Un coup longtemps proscrit

Pendant de nombreuses décénnies le revers à deux main était mal vu par la plupart des professeurs de tennis. Heureusement depuis les succès de Chris Evert, Jimmy Connors, Bjorn Borg, Mats Wilander, André Agassi et bien d’autres, le coup a acquis ses lettres de noblesse. Cependant même encore aujourd’hui ce coup est regardé de façon suspecte par une bonne part des entraîneurs (probablement les plus âgés). Pourquoi cette méfiance vis-à-vis de ce coup ? Je n’ai pas de réponse claire face à cette question mais comme dans beaucoup d’autres domaine, le formalisme, l’académisme et le conformisme sont parfois dur à outrepasser.

Avantages:

  • Frappe puissante.
  • Plus de contrôle, plus d’effets.
  • Facilités à prendre la balle tôt.
  • Très sur en contre et notamment en retour de service.

Désavantages:

  • Demande une plus grande mobilité qu’avec les coups à une main.
  • Difficulté à jouer les balles basses et courtes.
  • Replacement plus difficile sur les balles déportantes.
  • Équilibre plus difficile à maintenir.

Comme on le voit, le principal défaut du revers à deux mains, c’est le surcroît de mobilité qu’il demande par rapport à son homologue à une main. Pour cette raison il est conseillé aux joueurs à deux mains d’apprendre le revers coupé pour s’économiser et récupéré les balles trop déportantes. Un exemple de choix est celui de Mats Wilander: il a appris le revers coupé un peu sur le tard pour se permettre de jouer les balles basses, les balles déportantes, et enfin les coups d’approche au filet.

Le revers à deux mains ne convient pas à tous les joueurs.

En général pour les joueurs de grande taille (1,85m / 6p2. et plus) l’avantage du revers à deux mains s’estompe. En effet ces joueurs sont généralement plus puissant (donc moins besoin du revers à deux mains) et moins mobiles. De plus pour les joueurs qui sont plus enclins à venir vers le filet, le revers à deux mains est encombrant.

Trois façons principales de jouer le revers à deux mains:

  1. main droite en prise de coup droit: elle n’a aucune force (à cause de la torsion du poignet). Elle ne sert que de directrice. La main gauche sert de main motrice et le coup est joué comme un coup droit de gaucher avec l’aide de la main gauche.
  2. main droite en prise neutre, main gauche prise western ou eastern. C’est le revers 2M classique type Agassi ou Connors. Les deux bras sont allongés en préparation et pendant la frappe.
  3. main droite en prise de revers, main gauche prise eastern ou western. Le revers est joué comme un revers à une main. Il est juste aidé à l’impact par la main gauche. Celle-ci peut d’ailleurs lâcher la raquette sur la fin d’accompagnement.

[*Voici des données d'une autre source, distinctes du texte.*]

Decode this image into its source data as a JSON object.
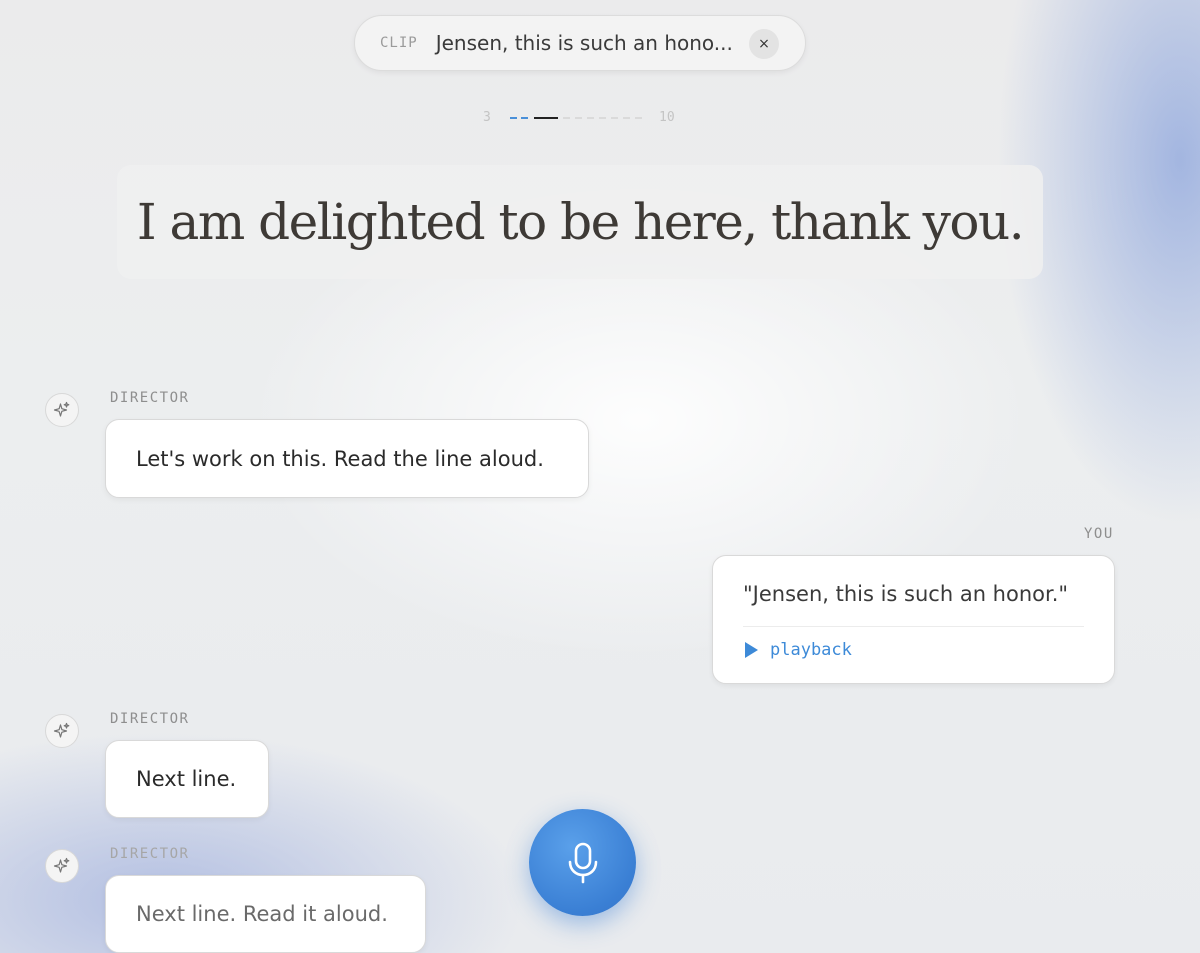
{
  "clip": {
    "tag": "CLIP",
    "text": "Jensen, this is such an hono...",
    "close_label": "×"
  },
  "progress": {
    "start_label": "3",
    "end_label": "10",
    "colors": {
      "done": "#4a90d9",
      "current": "#222222",
      "upcoming": "#dadada"
    }
  },
  "prompt": {
    "line": "I am delighted to be here, thank you."
  },
  "messages": [
    {
      "speaker": "DIRECTOR",
      "text": "Let's work on this. Read the line aloud.",
      "icon": "sparkle-icon"
    },
    {
      "speaker": "YOU",
      "text": "\"Jensen, this is such an honor.\"",
      "action": "playback",
      "icon": "play-icon"
    },
    {
      "speaker": "DIRECTOR",
      "text": "Next line.",
      "icon": "sparkle-icon"
    },
    {
      "speaker": "DIRECTOR",
      "text": "Next line. Read it aloud.",
      "icon": "sparkle-icon"
    }
  ],
  "mic": {
    "icon": "microphone-icon",
    "color": "#3a7fd4"
  }
}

Celui qui donne le plus de puissance est le n°2 car les deux mains participent dans la frappe. La n°1 est pratique car elle permet de garder en permanence sa prise de coup droit. Enfin, la n°3 plus rarement utilisée n’est qu’un prélude à l’utilisation du revers à une main. Elle peut être très utile pour permettre aux débutants d’avoir plus de contrôle pour commencer.

Est-ce une bonne chose de débuter à deux mains ?

Bien que ça soit principalement une question de goût personnel, il y aura toujours des entraîneurs pour vous forcer à choisir l’un ou l’autre des revers selon ses préférences personnelles. En principe, un bon entraîneur doit vous guider pas vous imposer ses choix. Mon point de vue: commencer à deux mains n’est certainement pas une mauvaise chose car elle oblige à améliorer son jeu de jambre et son équilibre. Rien n’empêche de quitter son revers à deux mains par la suite: Pete Sampras et Stefan Edberg sont les exemples les plus célèbres de ce type de conversion. Et ils ne sont pas réputés pour avoir des revers faibles.